My Mother was a “flapper”, one of the girls during the Roaring Twenties of the last century. She didn’t need a woman’s movement to assert herself. She drove a car, held down a job, but—I was assured—did not dance on table tops, nor smoke, nor anything else that today would be taken for granted. She married a Certified Public Accountant and that tells you what a level-headed a girl she was. They stayed married for over sixty years. She would live to age 98!
I was thinking of the Roaring Twenties because, in so many ways that reflect the extremes of those times, the same illusions of ceaseless growth and spending, have come to an end. For Mom, Dad and everyone else of their generation, they could tell you the precise date, October 29, 1929 when the stock market crashed.
Now, almost eighty years later, we are repeating that generation’s experience with harsh reality. The generation that survives this economic and financial mess will emerge as real adults in the true sense of the word. They will save money for their old age. They will be parsimonious in the use of credit. They will be the Wal-Mart generation.

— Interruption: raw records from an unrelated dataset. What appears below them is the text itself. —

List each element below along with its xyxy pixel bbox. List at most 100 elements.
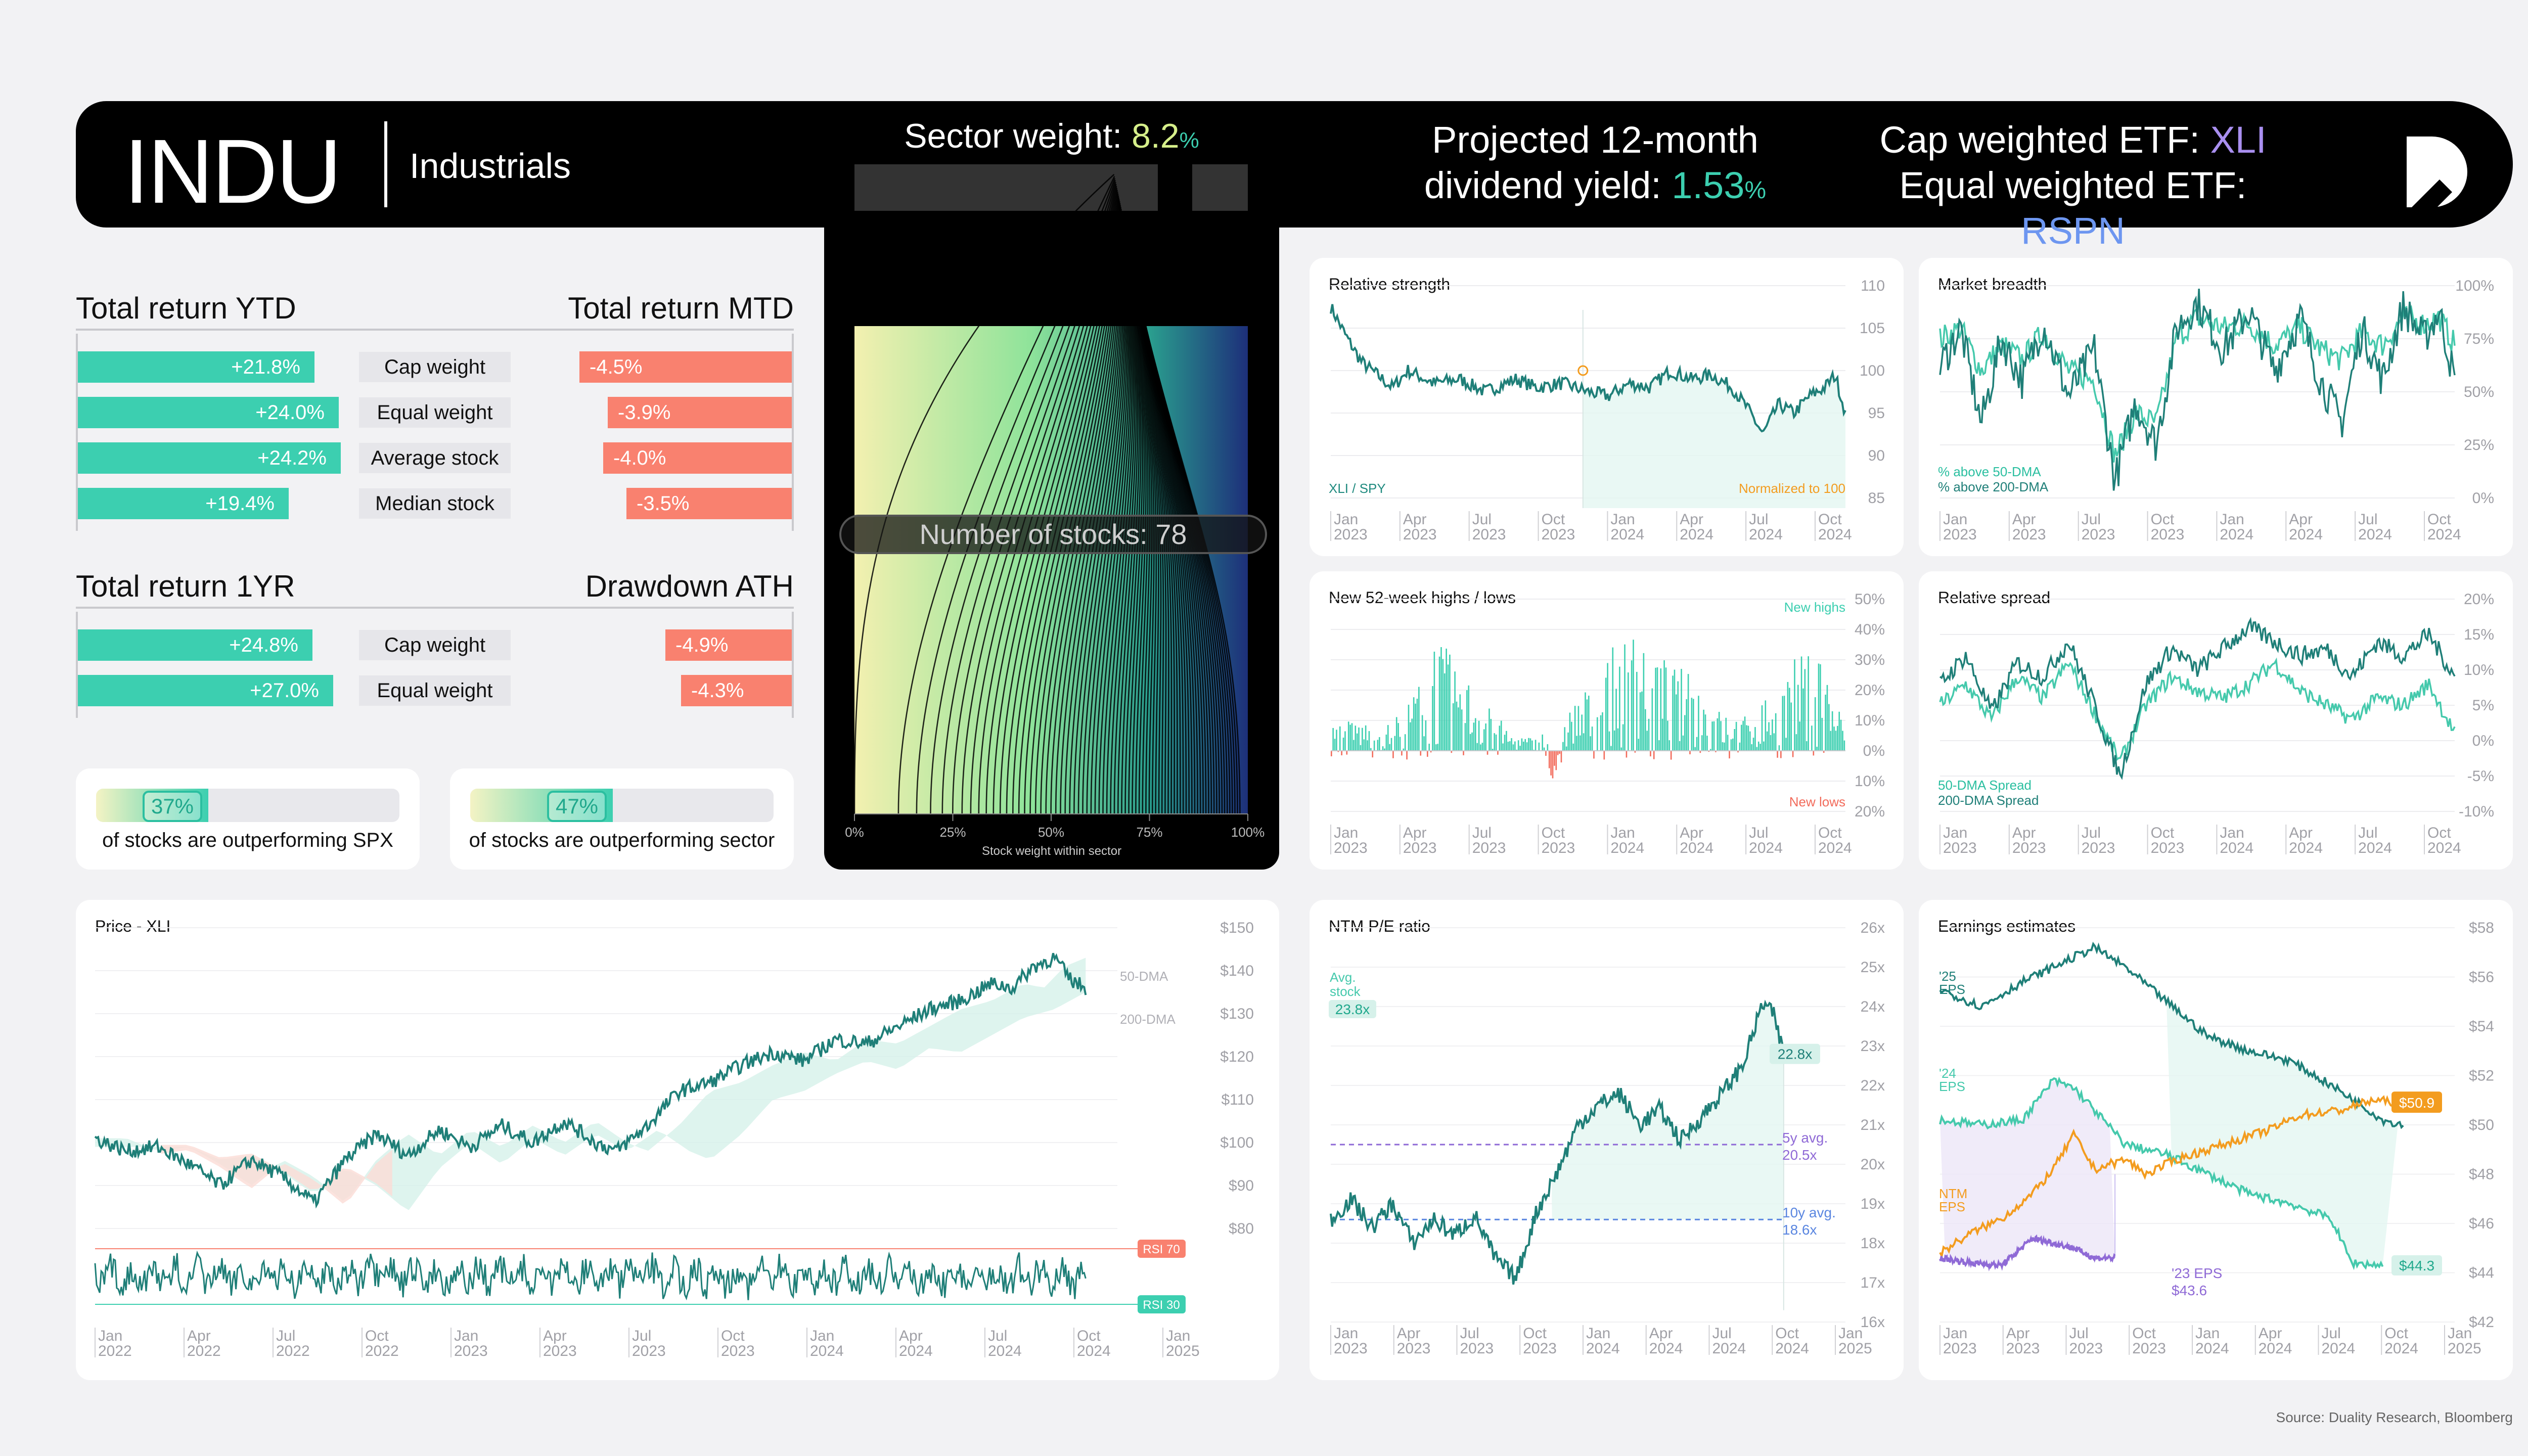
x-tick-label: 2022 <box>365 1343 399 1359</box>
y-tick-label: 20% <box>2464 591 2494 608</box>
market-breadth-title: Market breadth <box>1938 275 2047 293</box>
y-tick-label: 23x <box>1861 1038 1885 1055</box>
source-note: Source: Duality Research, Bloomberg <box>2276 1409 2513 1425</box>
new-high-bar <box>1694 747 1696 751</box>
pe-chart: 26x 25x 24x 23x 22x 21x 20x 19x 18x 17x 16x Avg.sto… <box>1329 920 1885 1357</box>
y-tick-label: 17x <box>1861 1275 1885 1291</box>
new-high-bar <box>1511 738 1512 751</box>
new-high-bar <box>1410 722 1411 751</box>
ytd-bar: +24.0% <box>78 397 339 428</box>
y-tick-label: 10% <box>1855 712 1885 729</box>
y-tick-label: 95 <box>1868 405 1885 422</box>
new-low-bar <box>1550 751 1552 776</box>
eps-line <box>1939 1076 2384 1270</box>
x-tick-label: Jul <box>1749 825 1768 841</box>
x-tick-label: Jan <box>1334 511 1358 528</box>
dividend-line2: dividend yield: <box>1424 164 1661 206</box>
y-tick-label: 100 <box>1860 362 1885 379</box>
new-high-bar <box>1818 663 1820 751</box>
x-tick-label: 2022 <box>187 1343 221 1359</box>
new-high-bar <box>1709 749 1711 751</box>
eps24-badge-value: $44.3 <box>2399 1258 2434 1273</box>
x-tick-label: 2024 <box>2289 840 2323 856</box>
new-high-bar <box>1773 733 1775 751</box>
stock-line <box>853 174 1115 814</box>
sp-series-label: 200-DMA Spread <box>1938 793 2039 808</box>
new-high-bar <box>1722 742 1724 751</box>
cap-etf-line: Cap weighted ETF: XLI <box>1845 117 2300 163</box>
x-tick-label: Oct <box>2427 511 2451 528</box>
new-high-bar <box>1799 721 1800 751</box>
x-tick-label: Apr <box>1680 825 1703 841</box>
x-tick-label: 2024 <box>1680 840 1713 856</box>
pe-10y-value: 18.6x <box>1782 1222 1817 1238</box>
x-tick-label: 2024 <box>1649 1340 1683 1357</box>
x-tick-label: Jul <box>988 1328 1007 1344</box>
x-tick-label: Jan <box>2220 825 2244 841</box>
rsi-line <box>94 1250 1087 1301</box>
x-tick-label: 2023 <box>543 1343 577 1359</box>
spx-outperform-card: 37% of stocks are outperforming SPX <box>76 768 420 870</box>
y-tick-label: 10% <box>2464 662 2494 678</box>
new-low-bar <box>1545 751 1547 756</box>
x-tick-label: Apr <box>2012 511 2036 528</box>
new-high-bar <box>1576 736 1577 751</box>
new-high-bar <box>1358 727 1360 751</box>
new-high-bar <box>1502 743 1504 751</box>
new-high-bar <box>1562 742 1564 751</box>
relative-spread-chart: 20% 15% 10% 5% 0% -5% -10% 50-DMA Spread200-DMA… <box>1938 591 2494 856</box>
x-tick-label: 2023 <box>1943 526 1977 543</box>
new-high-bar <box>1347 721 1349 751</box>
x-tick-label: Oct <box>2427 825 2451 841</box>
new-high-bar <box>1628 672 1629 751</box>
y-tick-label: 20% <box>1855 803 1885 820</box>
new-high-bar <box>1838 711 1840 751</box>
x-tick-label: 2023 <box>2069 1340 2103 1357</box>
x-tick-label: Oct <box>365 1328 389 1344</box>
new-high-bar <box>1404 734 1406 751</box>
y-tick-label: $140 <box>1220 963 1254 979</box>
x-tick-label: 2024 <box>2358 526 2392 543</box>
new-high-bar <box>1785 738 1787 751</box>
y-tick-label: $110 <box>1221 1091 1254 1108</box>
y-tick-label: 0% <box>2472 490 2494 507</box>
eps-card: Earnings estimates $58 $56 $54 $52 $50 $48 $46… <box>1919 900 2513 1380</box>
y-tick-label: 26x <box>1861 920 1885 936</box>
new-high-bar <box>1365 725 1367 751</box>
y-tick-label: 50% <box>2464 384 2494 400</box>
new-high-bar <box>1440 647 1442 751</box>
x-tick-label: Oct <box>1775 1325 1799 1342</box>
new-high-bar <box>1759 744 1761 751</box>
x-tick-label: 2024 <box>2289 526 2323 543</box>
new-high-bar <box>1676 694 1677 751</box>
new-low-bar <box>1401 751 1403 756</box>
new-high-bar <box>1416 699 1418 751</box>
x-tick-label: 2025 <box>2448 1340 2481 1357</box>
x-tick-label: 2024 <box>2220 840 2253 856</box>
new-low-bar <box>1555 751 1557 770</box>
y-tick-label: $130 <box>1220 1006 1254 1022</box>
new-high-bar <box>1483 729 1485 751</box>
new-high-bar <box>1437 744 1438 751</box>
new-high-bar <box>1459 694 1461 751</box>
sp-50dma-line <box>1939 657 2456 761</box>
y-tick-label: 30% <box>1855 652 1885 668</box>
new-high-bar <box>1490 718 1492 751</box>
new-high-bar <box>1757 741 1759 751</box>
new-low-bar <box>1420 751 1422 756</box>
new-high-bar <box>1516 749 1518 751</box>
new-high-bar <box>1349 724 1351 751</box>
new-high-bar <box>1411 718 1413 751</box>
x-tick-label: 2024 <box>2220 526 2253 543</box>
new-high-bar <box>1342 737 1344 751</box>
new-high-bar <box>1684 715 1686 751</box>
price-title: Price - XLI <box>95 917 171 935</box>
new-high-bar <box>1379 737 1380 751</box>
return-row-label: Cap weight <box>359 630 511 660</box>
weight-bar-right <box>1192 164 1248 211</box>
return-row-label: Equal weight <box>359 397 511 428</box>
x-tick-label: Apr <box>1397 1325 1421 1342</box>
new-high-bar <box>1660 668 1662 751</box>
x-tick-label: 2024 <box>1680 526 1713 543</box>
x-tick-label: 2025 <box>1166 1343 1200 1359</box>
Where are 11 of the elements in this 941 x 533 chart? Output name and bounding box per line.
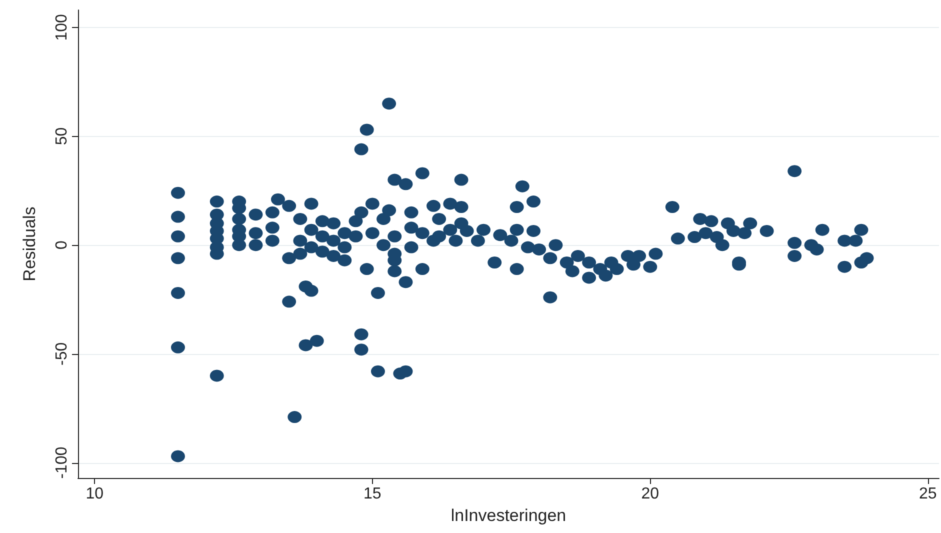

During World War II, my parents made their greatest purchase, a home in the New Jersey suburbs, a short train ride from New York City. The house cost $11,000. Twice they would take out second mortgages to put my older brother and then myself through college, paying off both as rapidly as possible. After they passed on, I would sell the home at more than a dollar sign with six digits just a few years before the bottom fell out of the economy. Thank you, Mom and Dad.
I did not marry. Instead, after college, the Army, and a job in Florida that I quit the day JFK was assassinated, I returned home thinking I would get a place of my own. I stayed on and on. Before I knew it, the three of us had spent just slightly more than sixty happy years together. Mother was famed as an international authority on haute cuisine and wines. She wrote several cookbooks and taught for some three decades. Dad had a small, but successful accounting practice that my brother joined.
I think, in all that time, they took maybe two actual vacations. Their home was their castle and they loved entertaining friends at the dinner table. The wine flowed, the conversation flowed, and the food was superb. I just soaked it all in.
What I remember most was that these two people were adults in every sense of the word. St. Paul writes in Corinthians, when I was a child, I spoke as a child, I understood as a child, but when I became a man, I put aside childish things.
The Great Depression turned my parents into adults. When it was over, they took great joy in their lives and we had all the material things that gave Americans a great lifestyle in the decades that followed World War II (Dad was too young for WWI and too old to serve in WWII), but always lingering in the back of their minds was the struggle of the long decade of the 1930s and the sacrifices of the 1940s in response to the war. There was gas rationing. You needed government issued stamps to buy meat, sugar and other items. People grew vegetables in “victory gardens” in their backyards.
This present younger generation, the Millennials born between 1980 and 2000, are going to be a lot like my parents and their grandparents who had to persevere through those difficult times. Their children will be the real beneficiaries even if they won’t realize it until they too are adults with children of their own.
Americans have been through hard times before and they will come through the present difficulties. Some industries that did not or would not change will pass from the scene or be reduced in size. Others will grow in response to the times. We may well see far less business travel as communications allow people to hold virtual meetings. Vacations may take place closer to home.
In time, Americans may realize just how important their energy industries are to the nation’s economy and put aside childish notions of “clean” or “Green” energies like wind or solar. Talk of “global warming” will fade as a Little Ice Age sets in again, much as the last one did from 1300 to 1850. People will discover that electric cars are just too expensive to justify their purchase. Much disparaged family values may assert themselves.
The same exaggerated expectations of the 1920s, albeit with a new set of enemies, will be replaced with a more realistic sense of how the world really works as this new century wears on. There is much talk of “globalization”, but my parent’s world was no less connected to and impacted by nations far from our shores. Nothing happens in Beijing, in Baghdad, in Berlin, in Moscow or Mali that does not affect us all in some way.
We will still need to have a strong military. Ronald Reagan said that no nation in history was ever attacked because it was too strong. We will still need to tap our own natural resources, to repeal the massive regulatory chokehold on the economy, to return education to the states and local communities, and away from the straight jacket of federal mandates.
These are lessons that each generation must learn again and again and again. Hard times seem to be the only way they reassert themselves.